Vejam do que escapamos

O mundo se espantou com os últimos acontecimentos na Venezuela. Incrível, porque a Venezuela já era uma ditadura desde 2014, sobretudo após a repressão brutal do chavismo às grandes manifestações sociais que eclodiram em 12 de fevereiro.

Mas a Venezuela não virou uma ditadura de uma vez. Tudo começou com a ascensão de Hugo Chávez, na virada do século, passou pela invenção do bolivarianismo (industriada por Fidel Castro) e foi se aprofundando – com a autocratização paulatina do regime – por meio de uma sequência de medidas autoritárias chavistas (como a tal “Lei Habilitante”, que permitia ao executivo legislar).

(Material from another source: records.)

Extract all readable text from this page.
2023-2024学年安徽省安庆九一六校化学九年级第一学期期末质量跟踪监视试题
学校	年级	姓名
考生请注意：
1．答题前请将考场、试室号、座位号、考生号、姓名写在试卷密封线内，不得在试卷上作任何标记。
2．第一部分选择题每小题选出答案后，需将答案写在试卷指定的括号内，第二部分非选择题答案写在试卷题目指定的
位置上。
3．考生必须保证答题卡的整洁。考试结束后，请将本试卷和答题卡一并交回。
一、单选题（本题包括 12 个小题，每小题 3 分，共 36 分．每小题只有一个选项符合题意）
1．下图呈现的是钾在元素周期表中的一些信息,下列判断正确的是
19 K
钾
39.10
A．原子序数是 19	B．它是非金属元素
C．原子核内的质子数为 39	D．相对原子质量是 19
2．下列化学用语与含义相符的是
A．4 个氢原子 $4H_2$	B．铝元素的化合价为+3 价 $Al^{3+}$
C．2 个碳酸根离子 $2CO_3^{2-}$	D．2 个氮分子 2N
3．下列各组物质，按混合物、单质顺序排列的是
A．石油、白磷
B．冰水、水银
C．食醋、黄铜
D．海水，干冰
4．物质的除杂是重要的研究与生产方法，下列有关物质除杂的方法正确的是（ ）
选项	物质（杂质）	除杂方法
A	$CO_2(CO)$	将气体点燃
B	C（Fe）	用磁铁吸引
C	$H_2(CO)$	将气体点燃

Com o apoio do PT, Hugo Chávez (que governou de 1999 a 2013) foi reeleito em 2006 para um terceiro mandato presidencial (João Santana coordenou toda a campanha, inclusive com dinheiro brasileiro desviado por ordem de Lula via Odebrecht) e ainda estaria no poder se não tivesse falecido. O projeto era simples: nunca mais sair do governo.

Seu sucessor, Maduro, continuou no mesmo caminho. Julia Braun e Beatriz Magalhães, em um artigo publicado na Veja online em 20 de março de 2017, recuperam alguns passos dessa trajetória que transformou a Venezuela em uma ditadura, homeopaticamente. Leiam a matéria:

Venezuela: relembre os golpes de Maduro contra a democracia

O governo venezuelano fez muitas manobras para garantir sua sobrevivência política

Por Julia Braun e Beatriz Magalhães, Veja, 30 mar 2017, 16h27 – Atualizado em 30 mar 2017, 16h38

Nesta quinta-feira, o governo de Nicolás Maduro concretizou um duro golpe contra a democracia venezuelana. O Tribunal Supremo de Justiça do país avisou que irá assumir os deveres da Assembleia Nacional por considerar que o Congresso, de maioria opositora, está em “desacato”.

A medida tomada pelo governo venezuelano evidencia a falta de independência entre as instituições no país e justifica as denúncias de opositores sobre o caráter ditatorial do regime de Maduro. Nunca antes o poder Judiciário, controlado pelo presidente, havia assumido diretamente as funções legislativas, mas em outras diversas situações anulou decisões tomadas pela Assembleia Nacional, que desde as eleições parlamentares de 2015 é de maioria opositória ao chavismo.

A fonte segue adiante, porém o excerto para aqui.